Unless We the People reclaim the ancient relationship of respect and gratitude that has existed between religion and agriculture, our spiritual bankruptcy will prove a greater threat than economic insolvency.
Sioux Rose
PROJECT PEACE: Excellent post, although your use of "religion" in your concluding paragraph elicits a number of not entirely savory possibilities.
Imagine how forlorn and destitute human kind would be,
if love's search for abundant riches within each of us required :
… the ripping apart of hallowed structure,
demolition of nature's pristine order,
turning everything upside-down
and inside-out ?
¿ Who could or would rape and leave barren the lavish cradle of our own existence,
our Earth Mother's inviolable bones ?
Only the insane and rabid ruin strewn filled illusion of scarce separateness,
could ever allow such abuse of who we cannot but love forever.
¿ Our Mother, and source and connection of us all -- how could we forsake you,
merely for crass profit and expediency ?
Namaste
Beautiful prose.Luminous,Homo Sapiens ,not so wise,is digging for riches without!
peace
Sioux Rose
LUMINOUS: Beautiful post.
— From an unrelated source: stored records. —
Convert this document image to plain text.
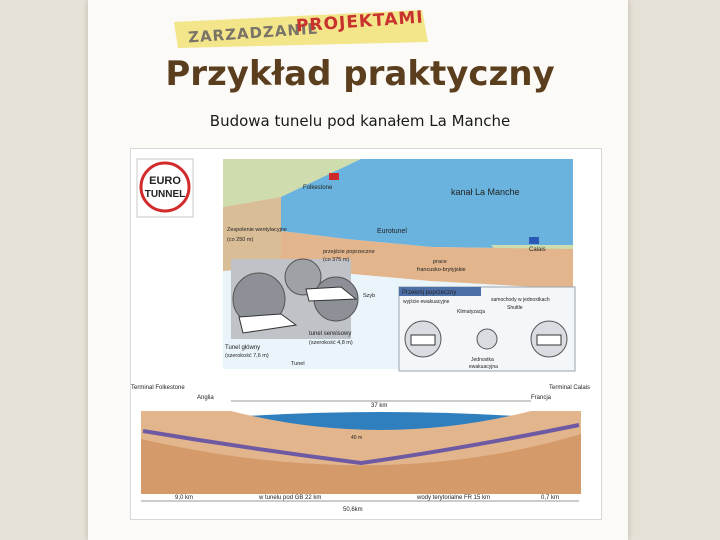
ZARZADZANIE
PROJEKTAMI
Przykład praktyczny
Budowa tunelu pod kanałem La Manche
EURO
TUNNEL
Folkestone	kanał La Manche
Calais
Eurotunel
Zespolenie wentylacyjne
(co 250 m)
przejście poprzeczne
(co 375 m)	prace
francusko-brytyjskie
Szyb
tunel serwisowy
(szerokość 4,8 m)
Tunel główny
(szerokość 7,6 m)
Tunel
Przekrój poprzeczny
wyjście ewakuacyjne	samochody w jednostkach
Klimatyzacja
Shuttle
Jednostka
ewakuacyjna
Terminal Folkestone	Terminal Calais
Anglia	Francja
37 km
40 m
9,0 km	w tunelu pod GB 22 km	wody terytorialne FR 15 km	0,7 km
50,6km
You are a remarkable combination of poet and mechanical engineer, in other words a patient & evolved OLD soul. Thanks for your colorful and always interesting posts.
when I was in 9th grade I wrote a poem where the last line is:
Money loses value when worth itself is lost. (The proof of that pudding is stronger today than was the case in my teen years.)
Projectpeace-I watched a documentary called "Hillbilly:The Real Story" on the History Channel not long ago, and one segment showed how much marijuana was seized and destroyed by law enforcement in the Appalachias. It also talked about how much money marijuana pumped into the local economy. Could legalizing hemp and ending the drug war be part of the solution?
Live like the Tribes used to live in this land & there might not even be close to anywhere near the problems as there are now?
Life is good. What an experience! It's always best to forgive
The monster is a special organism with two separate, co-dependent halves. The elite half of the monster gathers the funny money from the banksters, builds the giant machines, hires the workers, plunders the land, generates the electricity and sells the people energy-consumptive appliances, all at carefully set prices to ensure the market succeeds.
The other half of the monster is the people themselves. As Mr. Kincaid says, the people are proud folk with their lore and all. They know how to do certain things to get by. But they have this co-dependent relationship with the other half of the monster, and they readily adopt the appliances, get hooked on the electricity, and the jobs, and get all tangled up and conflicted in their role as half of the monster.
Best stop doing that and start building self-reliant local communities. When Mr. Kincaid started talking about his lore, I wanted to read something more along the lines of documentation on the industry standards in the cottage industries in his area, the non-trade-secrets, the shared info, documented how-to, to serve Appalachia and everywhere else. Get to work, people!
Mountaintop removal for coal is pretty much a metaphor for everything that the US has come to represent. "Toxic Assets." Dump 'em on the Common(er)s.
-30-
The people who lived on this continent before Europeans arrived believed in and practiced a deep spirituality- they knew that Mother Earth, every part of her, is sacred. All the other living things, the rivers and streams. And the mountains.
They had no use for the angry sky god the europeans tried to sell them.
This country acts like it has lost its soul, if it ever had one. I do believe we would be a lot better, and happier, if we could learn the ways and spirituality of the Native Americans who lived in peace and harmony with Mother Earth for ten thousand years before the europeans came.